NEW SCIENTIST -- June 1999

SIN'S CITY

Family planning in the Philippines has been driven underground: Fread Pearce Investigates

Nellie put on her platform shoes, tottered past the display of multicoloured condoms with animal heads, thanked me for one of the better tricks of the week and headed out again to sell her body in the Manila night. 
I went home to bed.

Our encounter was only an interview, held in the offices of ReachOut, a clinic for prostitutes in the Philippine capital. But it revealed much about why the country is turning into a demographic nightmare. Nellie told of a city where the mayor, has banned contraceptives from clinics. Of a country where the half-a-million abortions each year are all illegal- and where even the Muslim clergy are more liberal on family planning than the Catholics led by the aptly named Cardinal Sin, Archbishop of Manila.

'Women were encouraged to adopt family planning 
under the guise of helping them set up piggeries, 
onion fields and fish farms'

In October this year, the world's population hits 6 billion. With birth rates falling faster than ever in many countries, there is no need to panic. Except that in others: such as the Philippines, the traditional demographic model of birth rates declining as prosperity and female literacy grow is not working. The Philippines has a fertility rate of 3.8 children per woman. That is higher than Bangladesh, even though its average earnings are three times as high and its female illiteracy levels twelve times lower.

What went wrong? The Catholic Church for one thing. From the pulpits and the nation's tabloid press, church leaders inveigh against contraceptives. They inspire real fear among politicians. The church under Cardinal Sin helped push out Ferdinand Marcos 13 years ago, and has flexed its muscles ever since. The current president, Joseph Estrada, once a supporter of family planning, courts church support by extolling large families on the grounds that he was an eighth child. The UN Population Fund has spent more than half a billion dollars on contraception in the Philippines in the past two decades. But such is the church's hostility that it is now planning to pull out of more than half of the 21 provinces.

Family planning is an underground movement here. Its practitioners adopt many disguises. "Reproductive health" clinics are the most obvious. Then there are lunchtime staff training programmes, adolescent clubs and discussion groups for rickshaw riders. Last month, I visited an agricultural development programme that encouraged women to adopt family planning under the guise of helping them set up piggeries, onion fields and fish farms.

The national government spends not a cent on contraceptives. And local officials often harass those who do-the foreign aid agencies and local activists. People such as Junice Melgar. She supplies the Manila shanty town of Apelo from a tiny clinic on a former garbage dump, sandwiched between a sewage-filled canal, a rusting store for liquefied gas and a big new fundamentalist pro-life church. In this world of dank alleyways and garbage scavengers, monogamy is a myth, marriage is rare and abortion is rife. Here sterilisation and injectables are the contraceptives of choice for women, because their men will never know.

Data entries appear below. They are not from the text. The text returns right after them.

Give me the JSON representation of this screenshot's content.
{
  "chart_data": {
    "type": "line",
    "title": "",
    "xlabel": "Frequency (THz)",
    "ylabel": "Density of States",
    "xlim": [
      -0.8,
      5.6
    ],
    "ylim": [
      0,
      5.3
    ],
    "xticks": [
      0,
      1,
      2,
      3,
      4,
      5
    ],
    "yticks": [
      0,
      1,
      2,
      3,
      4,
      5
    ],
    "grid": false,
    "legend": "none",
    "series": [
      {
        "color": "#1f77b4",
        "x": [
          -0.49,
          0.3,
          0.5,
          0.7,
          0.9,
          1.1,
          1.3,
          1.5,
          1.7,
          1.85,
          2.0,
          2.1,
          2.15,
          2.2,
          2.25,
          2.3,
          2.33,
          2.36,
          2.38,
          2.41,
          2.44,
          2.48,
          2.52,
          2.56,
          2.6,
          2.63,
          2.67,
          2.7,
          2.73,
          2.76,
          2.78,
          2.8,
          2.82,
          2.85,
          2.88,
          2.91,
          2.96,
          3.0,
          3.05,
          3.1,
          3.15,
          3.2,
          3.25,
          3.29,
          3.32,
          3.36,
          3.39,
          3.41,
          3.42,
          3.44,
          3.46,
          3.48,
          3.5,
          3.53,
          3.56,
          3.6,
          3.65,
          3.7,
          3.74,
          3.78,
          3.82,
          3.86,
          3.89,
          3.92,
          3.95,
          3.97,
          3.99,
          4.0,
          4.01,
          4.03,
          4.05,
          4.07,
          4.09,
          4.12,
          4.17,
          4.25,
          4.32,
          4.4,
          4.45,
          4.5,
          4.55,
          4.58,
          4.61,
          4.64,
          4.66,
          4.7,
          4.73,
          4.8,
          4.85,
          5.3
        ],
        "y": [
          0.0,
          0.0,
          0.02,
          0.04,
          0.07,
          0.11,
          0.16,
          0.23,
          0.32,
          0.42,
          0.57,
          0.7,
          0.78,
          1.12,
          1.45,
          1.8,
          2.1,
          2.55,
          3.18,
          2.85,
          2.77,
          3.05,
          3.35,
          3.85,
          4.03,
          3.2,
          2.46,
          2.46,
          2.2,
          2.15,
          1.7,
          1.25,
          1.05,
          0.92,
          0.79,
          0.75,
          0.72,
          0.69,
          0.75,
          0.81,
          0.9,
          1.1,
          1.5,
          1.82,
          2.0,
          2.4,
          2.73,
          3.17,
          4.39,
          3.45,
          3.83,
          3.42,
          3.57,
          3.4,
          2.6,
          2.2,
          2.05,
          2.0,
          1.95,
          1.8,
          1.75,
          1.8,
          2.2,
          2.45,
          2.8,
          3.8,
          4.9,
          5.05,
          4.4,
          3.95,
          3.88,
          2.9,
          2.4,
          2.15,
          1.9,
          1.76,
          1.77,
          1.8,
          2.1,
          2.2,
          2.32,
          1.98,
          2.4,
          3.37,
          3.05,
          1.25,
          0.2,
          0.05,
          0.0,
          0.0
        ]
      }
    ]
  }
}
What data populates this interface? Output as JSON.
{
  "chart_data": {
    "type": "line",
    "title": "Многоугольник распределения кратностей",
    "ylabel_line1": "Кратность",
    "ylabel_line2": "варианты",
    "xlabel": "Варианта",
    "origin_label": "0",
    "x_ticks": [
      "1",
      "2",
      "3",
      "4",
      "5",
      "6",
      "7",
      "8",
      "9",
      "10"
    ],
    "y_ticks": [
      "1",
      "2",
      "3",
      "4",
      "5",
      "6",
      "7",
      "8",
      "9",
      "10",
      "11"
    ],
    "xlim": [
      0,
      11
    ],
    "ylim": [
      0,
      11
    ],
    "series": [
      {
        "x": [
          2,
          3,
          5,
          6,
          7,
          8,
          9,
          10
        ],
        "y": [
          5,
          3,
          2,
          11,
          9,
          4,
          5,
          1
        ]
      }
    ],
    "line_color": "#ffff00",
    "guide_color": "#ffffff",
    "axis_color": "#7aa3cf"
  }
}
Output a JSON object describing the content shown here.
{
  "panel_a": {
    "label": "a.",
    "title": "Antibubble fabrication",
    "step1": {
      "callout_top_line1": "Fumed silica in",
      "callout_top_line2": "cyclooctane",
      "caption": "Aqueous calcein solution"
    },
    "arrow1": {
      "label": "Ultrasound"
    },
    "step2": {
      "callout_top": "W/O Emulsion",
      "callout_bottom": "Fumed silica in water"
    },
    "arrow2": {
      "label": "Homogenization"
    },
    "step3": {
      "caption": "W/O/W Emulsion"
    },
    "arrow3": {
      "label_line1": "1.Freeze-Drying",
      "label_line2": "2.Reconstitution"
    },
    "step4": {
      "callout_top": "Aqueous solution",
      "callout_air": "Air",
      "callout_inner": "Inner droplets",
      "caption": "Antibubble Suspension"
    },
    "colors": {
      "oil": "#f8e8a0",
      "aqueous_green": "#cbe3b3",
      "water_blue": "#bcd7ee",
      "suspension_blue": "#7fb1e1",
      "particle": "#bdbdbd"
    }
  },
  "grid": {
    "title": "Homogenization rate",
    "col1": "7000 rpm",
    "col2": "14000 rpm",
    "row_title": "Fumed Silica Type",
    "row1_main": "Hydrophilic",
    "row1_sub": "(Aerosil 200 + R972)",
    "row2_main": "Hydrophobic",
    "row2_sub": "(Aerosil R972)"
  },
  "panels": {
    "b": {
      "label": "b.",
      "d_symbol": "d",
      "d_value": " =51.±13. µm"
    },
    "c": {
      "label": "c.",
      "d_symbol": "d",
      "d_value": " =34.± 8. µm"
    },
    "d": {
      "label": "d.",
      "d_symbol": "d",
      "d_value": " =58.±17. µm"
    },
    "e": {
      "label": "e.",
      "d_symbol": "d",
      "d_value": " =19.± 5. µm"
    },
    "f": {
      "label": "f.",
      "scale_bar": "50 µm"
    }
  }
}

Aurora Silayan-Go runs the Foundation for Adolescent Development, a euphemism for providing youngsters with contraceptives and advice on sex and health. At a teen club in the town of Cavite, she told me: "Because this is a club- you can play chess here- it is easy for kids to come without being seen by their parents going to a clinic."

The need for such centres is urgent. A fifth of 15 to 24-year-old girls in the Philippines have had an abortion. Every health worker I spoke to agreed that back- street abortions were killing thousands of women every year. They all wanted it legalised. But none of them would speak up for it for fear of the attacks on their organisation that would follow.

But times may change. I met Benjamin Martinez, mayor of Balayan, a poor church-dominated market town south of Manila. He is a classic product of macho, nepotistic Philippines politics. He was shoe-horned into the job at the age of 27 when his father, the incumbent, dropped dead six weeks before polling. His brother is the town's head priest and opposes all "artificial" family planning. So does the provincial governor, his father-in-law.

Yet Martinez chose to spend his mayor's development fund- a big slab of municipal revenue normally earmarked for highly visible infrastructure projects contracted to the mayor's favourite companies- on "reproductive health" clinics and a cadre of some 500 health volunteers.

The services are in such demand that many women health volunteers are themselves now winning elections to neighbourhood councils. "Reproductive health is a political gold mine," says Martinez. "I may run for Congress next." President one day? He smiles a politician's smile. First he will have to get past Cardinal Sin.

Meanwhile back at the ReachOut centre in Manila, they are restocking their shelves with bizarrely shaped condoms in a city where neither prostitutes such as Nellie nor abortions officially exist. Where 12-year-old boys and girls down the street sell themselves at a flower stall under the eyes of a police-run protection racket. And where the clinic's latest client is a 19-year-old girl in her fifth pregnancy. This really is Sin's City.